"It must be remembered that there is nothing more difficult to plan, more doubtful of success, nor more dangerous to manage, than the creation of a new system. For the initiator has the enmity of all who would profit by the preservation of the old institutions and merely lukewarm defenders in those who would gain by the new ones." Machiavelli
Paving Their WayBy DIA, Section News
Here at DIA we like to evaluate things on a financial basis. We don't like paying high taxes. We don't like ever increasing water bills. We don't like to hear that they got all new golf carts at the golf course but we can't pave the roads of the city. We especially don't like hearing that the corporate profits for the convention center hotel will be guaranteed with our future tax dollars. We don't like hearing that "of course a convention center" will lose money but that doesn't matter. We don't like hearing that not one politician in Albany can think of a better way to spend $220 million of our tax dollars than on a money losing convention center. This all indicates to us that our politicians are not running the city like a business but instead like a project that can continually dip into their big friendly perpetual lenders....the taxpayers. This angers us. And then we get periodic glimpses into one of the main reasons we are in such bad shape. They don't know what they are doing. Or they don't care that they are bankrupting the city.

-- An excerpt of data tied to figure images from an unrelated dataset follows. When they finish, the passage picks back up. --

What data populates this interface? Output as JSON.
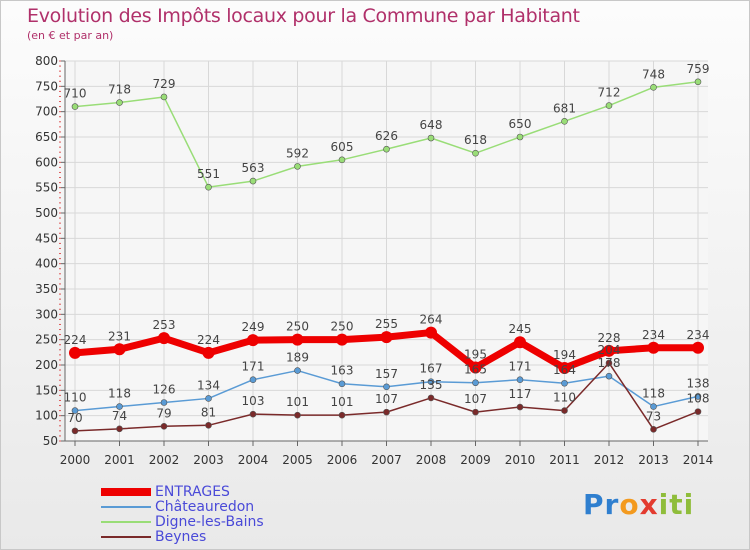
{
  "title": "Evolution des Impôts locaux pour la Commune par Habitant",
  "subtitle": "(en € et par an)",
  "brand": "Proxiti",
  "chart_data": {
    "type": "line",
    "x": [
      "2000",
      "2001",
      "2002",
      "2003",
      "2004",
      "2005",
      "2006",
      "2007",
      "2008",
      "2009",
      "2010",
      "2011",
      "2012",
      "2013",
      "2014"
    ],
    "ylim": [
      50,
      800
    ],
    "yticks": [
      50,
      100,
      150,
      200,
      250,
      300,
      350,
      400,
      450,
      500,
      550,
      600,
      650,
      700,
      750,
      800
    ],
    "grid": true,
    "legend_position": "bottom-left",
    "series": [
      {
        "name": "ENTRAGES",
        "color": "#ee0000",
        "values": [
          224,
          231,
          253,
          224,
          249,
          250,
          250,
          255,
          264,
          195,
          245,
          194,
          228,
          234,
          234
        ]
      },
      {
        "name": "Châteauredon",
        "color": "#5a9bd5",
        "values": [
          110,
          118,
          126,
          134,
          171,
          189,
          163,
          157,
          167,
          165,
          171,
          164,
          178,
          118,
          138
        ]
      },
      {
        "name": "Digne-les-Bains",
        "color": "#99dd77",
        "values": [
          710,
          718,
          729,
          551,
          563,
          592,
          605,
          626,
          648,
          618,
          650,
          681,
          712,
          748,
          759
        ]
      },
      {
        "name": "Beynes",
        "color": "#7a2a2a",
        "values": [
          70,
          74,
          79,
          81,
          103,
          101,
          101,
          107,
          135,
          107,
          117,
          110,
          204,
          73,
          108
        ]
      }
    ]
  }
}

An audit of the Albany Water Department by the state Comproller: “The Albany Water Board and Finance Authority are more examples of very poorly operated public authorities,” Hevesi said. “The result is huge deficits and fast growing costs for Albany water ratepayers.”This audit showed that the Water Authority wasn't paying the city the money owed it. Where was the city's treasurer on this issue? Silent. Speaking of the city treasurer. What does it say about the financial management of your city when the city's comptroller has to sue the city's treasurer to actually get the information he needs to do his job? Doesn't exactly inspire confidence now, does it? Which brings us to today's news. Some common council members have been asking to see documentation on how the city chooses which streets need to be repaved. We find THERE IS NONE. "No written policy" Apparently the $1.9 million budget is spent based on who calls up and asks for their street to be paved. We are told it is just a coincidence that the deputy mayor's street was going to be paved this year. Or perhaps it isn't. Perhaps someone told him that all one had to do was to phone up and ask for your slice of the $1.9 million. I hadn't seen that policy posted on the city website. Imagine a place where someone can spend a $1.9 million budget with no policy on how to spend it, no analysis required on how to spend it to get the greatest return on investment, no anything that even vaguely resembles how someone would run a real business. Welcome to Albany. Perhaps you might want to think twice about voting for the incumbent next time. PS. Remember when it was reported that a city worker was paving the driveway of his house with city equipment and workers? And his neighbor phoned him in after she reported being "fined" for questioning this. Remember when Jennings and his sidekick Rabito promised they would seek justice? And remember when nothing happened? I guess when there is no written policy things like that can happen. And of course Jennings and Rabito never did a thing.